Physics-Informed Diffusion Models for Unsupervised Anomaly Detection in Multivariate Time Series

TL;DR

This paper introduces a physics-informed diffusion model for unsupervised anomaly detection in multivariate time series, improving detection accuracy and data diversity by incorporating physics-based constraints during training.

Contribution

It presents a novel physics-informed loss function for diffusion models, enhancing their ability to learn the underlying data distribution for anomaly detection.

Findings

Improved F1 score in anomaly detection tasks.

Better data diversity and log-likelihood.
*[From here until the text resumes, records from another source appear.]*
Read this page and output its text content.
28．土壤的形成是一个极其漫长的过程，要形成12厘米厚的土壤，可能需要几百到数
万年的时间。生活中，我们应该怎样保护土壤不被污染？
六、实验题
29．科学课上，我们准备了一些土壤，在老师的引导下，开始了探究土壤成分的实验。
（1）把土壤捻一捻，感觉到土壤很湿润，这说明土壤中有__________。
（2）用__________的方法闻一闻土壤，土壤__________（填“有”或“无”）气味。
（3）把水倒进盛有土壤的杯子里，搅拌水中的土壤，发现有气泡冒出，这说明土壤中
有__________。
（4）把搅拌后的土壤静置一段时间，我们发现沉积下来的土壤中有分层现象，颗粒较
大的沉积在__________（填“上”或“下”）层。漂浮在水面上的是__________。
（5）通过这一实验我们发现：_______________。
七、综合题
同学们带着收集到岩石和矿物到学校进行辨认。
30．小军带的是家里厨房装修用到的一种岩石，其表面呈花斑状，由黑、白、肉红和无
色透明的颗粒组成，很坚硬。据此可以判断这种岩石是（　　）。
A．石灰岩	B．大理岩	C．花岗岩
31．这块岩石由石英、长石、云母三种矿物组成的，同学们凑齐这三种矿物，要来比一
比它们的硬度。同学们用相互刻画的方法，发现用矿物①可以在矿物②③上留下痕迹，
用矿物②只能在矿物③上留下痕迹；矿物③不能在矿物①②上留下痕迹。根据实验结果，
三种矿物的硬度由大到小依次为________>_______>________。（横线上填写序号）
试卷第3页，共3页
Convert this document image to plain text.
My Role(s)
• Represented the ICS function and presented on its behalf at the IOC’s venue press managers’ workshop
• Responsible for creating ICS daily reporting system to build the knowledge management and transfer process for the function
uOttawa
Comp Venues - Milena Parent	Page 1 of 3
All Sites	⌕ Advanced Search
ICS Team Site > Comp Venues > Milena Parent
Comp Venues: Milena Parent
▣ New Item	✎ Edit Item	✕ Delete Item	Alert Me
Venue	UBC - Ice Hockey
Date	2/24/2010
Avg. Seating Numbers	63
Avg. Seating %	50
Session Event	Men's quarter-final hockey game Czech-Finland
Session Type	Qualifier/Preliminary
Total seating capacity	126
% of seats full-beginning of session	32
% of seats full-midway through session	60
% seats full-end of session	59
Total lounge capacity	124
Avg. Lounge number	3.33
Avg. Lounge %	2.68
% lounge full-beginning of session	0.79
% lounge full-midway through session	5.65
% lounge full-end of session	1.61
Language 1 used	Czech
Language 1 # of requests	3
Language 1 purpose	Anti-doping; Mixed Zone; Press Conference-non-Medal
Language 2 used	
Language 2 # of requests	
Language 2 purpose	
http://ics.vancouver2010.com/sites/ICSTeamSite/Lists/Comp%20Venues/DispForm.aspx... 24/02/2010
Outperforms baseline and prior physics-informed models.

Abstract

We propose an unsupervised anomaly detection approach based on a physics-informed diffusion model for multivariate time series data. Over the past years, diffusion model has demonstrated its effectiveness in forecasting, imputation, generation, and anomaly detection in the time series domain. In this paper, we present a new approach for learning the physics-dependent temporal distribution of multivariate time series data using a weighted physics-informed loss during diffusion model training. A weighted physics-informed loss is constructed using a static weight schedule. This approach enables a diffusion model to accurately approximate underlying data distribution, which can influence the unsupervised anomaly detection performance. Our experiments on synthetic and real-world datasets show that physics-informed training improves the F1 score in anomaly detection; it generates better data diversity and log-likelihood. Our model outperforms baseline approaches, additionally, it surpasses prior physics-informed work and purely data-driven diffusion models on a synthetic dataset and one real-world dataset while remaining competitive on others.